New Hopes for Childhood Anxiety

Anxiety in children treatments expand

/ Author:  / Reviewed by: Robert Carlson, M.D

Anxiety is often  thought of as being tied to the stressful ways of modern adult life, but many anxiety disorders can first show up in childhood or adolescence. New research is exploring possible treatment for youth suffering from anxiety and methods to spot signs of the disorder at the earliest possible age.

Anxiety disorders, which the National Institute of Mental Health (NIMH) describes as an “excessive, irrational dread of everyday situations” can include social phobia, obsessive compulsive disorder, and generalized anxiety disorder, among others.
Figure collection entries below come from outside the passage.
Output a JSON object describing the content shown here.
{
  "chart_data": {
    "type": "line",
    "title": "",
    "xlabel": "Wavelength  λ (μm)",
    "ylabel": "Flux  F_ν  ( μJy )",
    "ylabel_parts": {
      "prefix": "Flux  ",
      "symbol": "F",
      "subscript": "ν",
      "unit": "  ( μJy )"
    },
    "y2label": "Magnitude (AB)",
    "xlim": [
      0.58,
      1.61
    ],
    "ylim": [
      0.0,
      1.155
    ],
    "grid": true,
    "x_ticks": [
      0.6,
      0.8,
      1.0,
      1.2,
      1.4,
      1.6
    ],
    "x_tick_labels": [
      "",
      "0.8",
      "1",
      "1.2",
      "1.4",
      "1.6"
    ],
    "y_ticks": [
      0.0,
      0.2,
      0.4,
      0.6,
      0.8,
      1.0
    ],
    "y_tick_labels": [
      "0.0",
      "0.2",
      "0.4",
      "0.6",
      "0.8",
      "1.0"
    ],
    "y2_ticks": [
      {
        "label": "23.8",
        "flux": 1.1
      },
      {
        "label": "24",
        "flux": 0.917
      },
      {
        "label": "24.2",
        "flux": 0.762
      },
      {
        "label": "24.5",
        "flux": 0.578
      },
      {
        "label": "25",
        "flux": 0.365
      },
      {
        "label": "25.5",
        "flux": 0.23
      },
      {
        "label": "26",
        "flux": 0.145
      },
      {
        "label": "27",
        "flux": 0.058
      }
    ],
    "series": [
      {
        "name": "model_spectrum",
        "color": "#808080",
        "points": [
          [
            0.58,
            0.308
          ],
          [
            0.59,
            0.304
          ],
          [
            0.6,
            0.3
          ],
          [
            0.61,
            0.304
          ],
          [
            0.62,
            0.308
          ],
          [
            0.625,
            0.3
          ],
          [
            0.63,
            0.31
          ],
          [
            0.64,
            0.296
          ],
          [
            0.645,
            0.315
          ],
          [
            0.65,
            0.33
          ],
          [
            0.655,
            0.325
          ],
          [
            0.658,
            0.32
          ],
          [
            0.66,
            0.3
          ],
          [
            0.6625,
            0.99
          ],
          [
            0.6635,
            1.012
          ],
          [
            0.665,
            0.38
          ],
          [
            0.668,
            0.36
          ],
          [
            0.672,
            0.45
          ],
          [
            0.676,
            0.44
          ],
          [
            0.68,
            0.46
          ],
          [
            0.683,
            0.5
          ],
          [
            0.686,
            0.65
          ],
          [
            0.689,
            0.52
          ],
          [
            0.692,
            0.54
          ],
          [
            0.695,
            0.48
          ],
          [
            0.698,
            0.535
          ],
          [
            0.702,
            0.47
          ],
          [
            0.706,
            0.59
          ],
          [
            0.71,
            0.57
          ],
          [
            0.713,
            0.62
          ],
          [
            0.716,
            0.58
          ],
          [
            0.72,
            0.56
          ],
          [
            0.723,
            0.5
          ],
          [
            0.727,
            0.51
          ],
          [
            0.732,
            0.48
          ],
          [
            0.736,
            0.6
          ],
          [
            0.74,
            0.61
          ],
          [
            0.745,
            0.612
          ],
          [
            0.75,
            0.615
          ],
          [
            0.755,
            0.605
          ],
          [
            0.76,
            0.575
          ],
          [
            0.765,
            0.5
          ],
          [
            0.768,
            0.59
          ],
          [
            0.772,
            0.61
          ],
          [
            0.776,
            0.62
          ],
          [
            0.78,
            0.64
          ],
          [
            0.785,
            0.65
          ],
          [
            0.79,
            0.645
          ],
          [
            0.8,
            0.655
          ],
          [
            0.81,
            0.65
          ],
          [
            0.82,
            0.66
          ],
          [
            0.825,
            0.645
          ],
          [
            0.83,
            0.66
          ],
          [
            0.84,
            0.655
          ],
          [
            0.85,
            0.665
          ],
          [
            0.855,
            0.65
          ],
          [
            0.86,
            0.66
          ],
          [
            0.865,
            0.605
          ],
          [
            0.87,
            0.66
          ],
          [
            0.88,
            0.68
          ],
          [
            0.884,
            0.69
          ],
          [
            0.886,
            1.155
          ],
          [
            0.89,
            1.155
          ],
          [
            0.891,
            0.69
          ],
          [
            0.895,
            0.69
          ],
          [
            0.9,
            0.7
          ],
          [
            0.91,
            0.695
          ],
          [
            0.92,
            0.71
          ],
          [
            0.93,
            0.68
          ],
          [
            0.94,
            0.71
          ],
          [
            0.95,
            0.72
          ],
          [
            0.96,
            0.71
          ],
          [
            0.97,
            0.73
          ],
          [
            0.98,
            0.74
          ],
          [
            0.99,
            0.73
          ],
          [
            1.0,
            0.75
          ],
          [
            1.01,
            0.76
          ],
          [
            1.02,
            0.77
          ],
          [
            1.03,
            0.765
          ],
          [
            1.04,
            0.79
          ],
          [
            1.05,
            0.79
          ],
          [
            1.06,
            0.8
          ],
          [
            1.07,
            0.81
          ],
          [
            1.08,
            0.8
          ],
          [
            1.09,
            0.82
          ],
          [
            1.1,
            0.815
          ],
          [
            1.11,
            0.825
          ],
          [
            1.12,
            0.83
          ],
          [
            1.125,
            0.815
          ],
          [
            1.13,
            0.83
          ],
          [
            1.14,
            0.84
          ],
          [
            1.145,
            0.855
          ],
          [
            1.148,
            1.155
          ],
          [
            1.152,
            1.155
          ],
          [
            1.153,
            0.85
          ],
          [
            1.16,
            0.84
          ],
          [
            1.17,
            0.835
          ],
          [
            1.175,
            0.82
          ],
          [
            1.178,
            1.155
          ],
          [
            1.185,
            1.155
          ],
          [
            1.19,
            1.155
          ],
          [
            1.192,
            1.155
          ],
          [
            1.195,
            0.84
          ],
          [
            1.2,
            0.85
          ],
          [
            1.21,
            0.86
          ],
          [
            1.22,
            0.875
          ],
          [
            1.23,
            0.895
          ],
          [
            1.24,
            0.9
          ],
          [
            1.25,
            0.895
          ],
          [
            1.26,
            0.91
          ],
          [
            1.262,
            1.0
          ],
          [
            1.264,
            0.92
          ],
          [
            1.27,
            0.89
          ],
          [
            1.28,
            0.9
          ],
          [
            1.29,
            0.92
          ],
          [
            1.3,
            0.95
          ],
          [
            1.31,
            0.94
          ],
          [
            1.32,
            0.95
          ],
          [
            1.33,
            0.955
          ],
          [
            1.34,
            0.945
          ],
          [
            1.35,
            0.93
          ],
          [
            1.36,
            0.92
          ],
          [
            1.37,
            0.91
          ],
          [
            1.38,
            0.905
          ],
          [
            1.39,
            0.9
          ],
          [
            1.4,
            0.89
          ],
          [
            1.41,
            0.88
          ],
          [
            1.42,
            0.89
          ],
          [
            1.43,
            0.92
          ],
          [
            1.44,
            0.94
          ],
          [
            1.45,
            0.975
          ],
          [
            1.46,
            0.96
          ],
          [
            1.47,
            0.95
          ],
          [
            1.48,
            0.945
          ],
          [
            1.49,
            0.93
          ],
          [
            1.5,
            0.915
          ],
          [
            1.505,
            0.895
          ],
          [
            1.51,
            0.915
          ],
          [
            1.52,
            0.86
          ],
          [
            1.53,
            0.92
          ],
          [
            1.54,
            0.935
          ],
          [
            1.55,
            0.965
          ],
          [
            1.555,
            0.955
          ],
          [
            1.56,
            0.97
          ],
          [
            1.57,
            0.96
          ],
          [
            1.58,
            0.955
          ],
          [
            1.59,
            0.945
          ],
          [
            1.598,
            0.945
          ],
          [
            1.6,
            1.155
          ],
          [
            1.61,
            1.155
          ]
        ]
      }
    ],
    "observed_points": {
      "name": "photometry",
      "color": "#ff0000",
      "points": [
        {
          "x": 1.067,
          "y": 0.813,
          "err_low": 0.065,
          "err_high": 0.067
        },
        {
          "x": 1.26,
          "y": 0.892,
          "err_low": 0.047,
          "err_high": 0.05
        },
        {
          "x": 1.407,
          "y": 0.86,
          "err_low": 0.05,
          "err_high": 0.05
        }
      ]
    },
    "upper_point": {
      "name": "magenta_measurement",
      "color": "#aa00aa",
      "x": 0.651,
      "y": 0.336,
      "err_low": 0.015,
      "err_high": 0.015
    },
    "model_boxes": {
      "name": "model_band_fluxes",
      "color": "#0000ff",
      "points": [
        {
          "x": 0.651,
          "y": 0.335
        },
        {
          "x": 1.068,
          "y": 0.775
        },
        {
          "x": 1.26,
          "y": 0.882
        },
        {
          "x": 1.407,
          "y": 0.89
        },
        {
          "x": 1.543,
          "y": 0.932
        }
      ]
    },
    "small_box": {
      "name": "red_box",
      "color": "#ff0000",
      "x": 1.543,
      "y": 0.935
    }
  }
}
NIMH reports that an estimated 8% of 13-18 year-olds have an anxiety disorder, with symptoms frequently beginning to develop at age six.

Various studies, including the Child/Adolescent Anxiety Multimodal Study (CAMS), have shown that cognitive behavioral therapy can be very effective in treating children with anxiety, in some cases, even more so than pharmaceutical medication. However, only 18% of the teens estimated to have an anxiety disorder have received any health care, a fact that is motivating new research into affordable and accessible treatment options.

Computer-Based Treatment Shows Promise

Attention Bias Modification (ABM) is a treatment being developed from the idea that people suffering from an anxiety disorder unconsciously devote more attention to any potential threats than does the normal person. A new computer-based treatment uses this knowledge to train patients to take attention away from threats in an attempt to lesson anxious behavior.

The Tel Aviv University study testing this ABM computer treatment examined 40 eight- to fourteen-year-old children with anxiety disorders. Though the sample size was small, 1,920 total trials were completed and significant results were found.

After participating in treatments with ABM (involving identifying dots near threatening and/or neutral faces on a screen), the number of anxiety symptoms and their severity were significantly reduced in patients, showing that computer-based ABM treatment might be effective in treating anxiety in children.

NIMH author Daniel Pine suggests that this is due to ABM’s focus on attention and repetition, key factors in anxiety disorders, saying “We know from neuroscience that if you want to change behaviors that happen very quickly, you have to practice. You can’t just tell someone how to drive, or throw a ball. You have to practice,”

Though research on a larger-scale is necessary, this study shows hope for the future. If proven successful in larger trials, the treatment could provide a great option for providing treatment to children suffering from anxiety. According to NIHM, “The approach requires no medication and in practical terms, the computer-based nature of ABM lends itself to large-scale dissemination, in a medium children are comfortable with.”

Early Detection

If, as NIMH reports, anxiety symptoms commonly begin around age six, methods for detecting signs of the disorder in children this age and younger should be improved along with subsequent treatments.

Lynn Miller, PhD, from the University of British Columbia is promoting a screening method for future anxiety disorders aimed at kindergarten-aged children. The test, which consists of only two questions, attempts to measure likelihood of the development of anxiety issues by asking parents about their children’s shyness, anxiety and worrying.

In a study of 200 kindergartners, the two questions, “Is your child more shy or anxious than other children his or her age?” and “Is your child more worried than other children his or her age?” were reportedly 85% effective at determining subjects who would be diagnosed with an anxiety disorder in a clinical setting.

According to Miller, "We don't talk about mental health disorders in children of this age but it is the best time to intervene and prevent future problems. Anxiety has tendency to masquerade as other things - children who are anxious don't have to suffer."

Miller advocates a four-step method to treating anxiety in children, in which children are taught to identify anxious feelings, given various coping methods, instructed in evaluating triggers for their anxiety, and finally take steps to face those fears.

Fortunately, it is widely agreed upon that there are various effective therapies available for anxiety disorders. This new research into identifying anxiety earlier and computer-based Attention Bias Modification treatment could potentially help widen the gap between the large number of children with anxiety, and the small percentage currently receiving treatment.